The `X-Robots-Tag` header has the same effect as the `robots` meta tag
but applies to all content types in our app (e.g. images, scripts, styles),
not only HTML files.

To block robots in our environment, we want a header like this:

```txt
X-Robots-Tag: none
```

The [`none` directive is equivalent to `noindex, nofollow`][equiv].
It tells robots not to index, follow links, or cache.
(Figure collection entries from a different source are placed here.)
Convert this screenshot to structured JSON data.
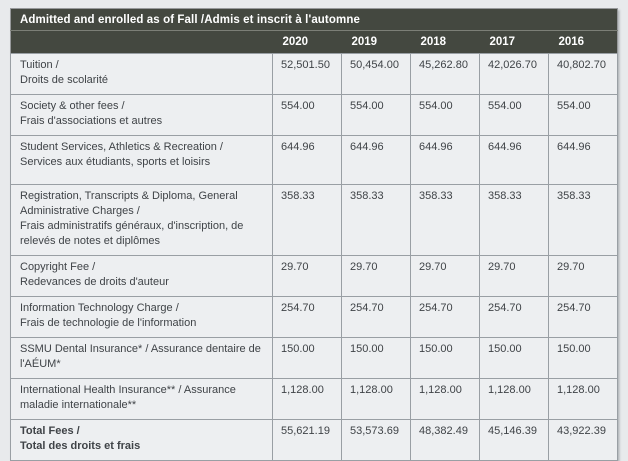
{
  "table": {
    "title": "Admitted and enrolled as of Fall /Admis et inscrit à l'automne",
    "year_columns": [
      "2020",
      "2019",
      "2018",
      "2017",
      "2016"
    ],
    "rows": [
      {
        "label_lines": [
          "Tuition /",
          "Droits de scolarité"
        ],
        "values": [
          "52,501.50",
          "50,454.00",
          "45,262.80",
          "42,026.70",
          "40,802.70"
        ],
        "bold": false
      },
      {
        "label_lines": [
          "Society & other fees /",
          "Frais d'associations et autres"
        ],
        "values": [
          "554.00",
          "554.00",
          "554.00",
          "554.00",
          "554.00"
        ],
        "bold": false
      },
      {
        "label_lines": [
          "Student Services, Athletics & Recreation /",
          "Services aux étudiants, sports et loisirs"
        ],
        "values": [
          "644.96",
          "644.96",
          "644.96",
          "644.96",
          "644.96"
        ],
        "bold": false
      },
      {
        "label_lines": [
          "Registration, Transcripts & Diploma, General Administrative Charges /",
          "Frais administratifs généraux, d'inscription, de relevés de notes et diplômes"
        ],
        "values": [
          "358.33",
          "358.33",
          "358.33",
          "358.33",
          "358.33"
        ],
        "bold": false
      },
      {
        "label_lines": [
          "Copyright Fee /",
          "Redevances de droits d'auteur"
        ],
        "values": [
          "29.70",
          "29.70",
          "29.70",
          "29.70",
          "29.70"
        ],
        "bold": false
      },
      {
        "label_lines": [
          "Information Technology Charge /",
          "Frais de technologie de l'information"
        ],
        "values": [
          "254.70",
          "254.70",
          "254.70",
          "254.70",
          "254.70"
        ],
        "bold": false
      },
      {
        "label_lines": [
          "SSMU Dental Insurance* / Assurance dentaire de l'AÉUM*"
        ],
        "values": [
          "150.00",
          "150.00",
          "150.00",
          "150.00",
          "150.00"
        ],
        "bold": false
      },
      {
        "label_lines": [
          "International Health Insurance** / Assurance maladie internationale**"
        ],
        "values": [
          "1,128.00",
          "1,128.00",
          "1,128.00",
          "1,128.00",
          "1,128.00"
        ],
        "bold": false
      },
      {
        "label_lines": [
          "Total Fees /",
          "Total des droits et frais"
        ],
        "values": [
          "55,621.19",
          "53,573.69",
          "48,382.49",
          "45,146.39",
          "43,922.39"
        ],
        "bold": true
      }
    ]
  },
  "colors": {
    "header_bar_bg": "#444840",
    "header_text": "#ffffff",
    "cell_bg": "#edeff1",
    "cell_border": "#999fa4",
    "body_text": "#3f4347",
    "page_bg": "#e8eaec"
  }
}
[equiv]: https://developers.google.com/webmasters/control-crawl-index/docs/robots_meta_tag#using-the-x-robots-tag-http-header

In `lib/rack_x_robots_tag.rb`:

```ruby
module Rack
  class XRobotsTag
    def initialize(app)
      @app = app
    end

    def call(env)
      status, headers, response = @app.call(env)

      if ENV["DISALLOW_ALL_WEB_CRAWLERS"].present?
        headers["X-Robots-Tag"] = "none"
      end

      [status, headers, response]
    end
  end
end
```

In `config/application.rb`:

```ruby
require_relative "../lib/rack_x_robots_tag"

module YourAppName
  class Application < Rails::Application
    # ...
    config.middleware.use Rack::XRobotsTag
  end
end
```

Our specs will now pass.

## Conclusion

Our environment's content can be blocked in three different ways from
crawling and indexing by
web robots that respect the robots exclusion standard
(most importantly Google).

Use authentication to entirely hide it,
or robots.txt plus the `X-Robots-Tag` for more granular control.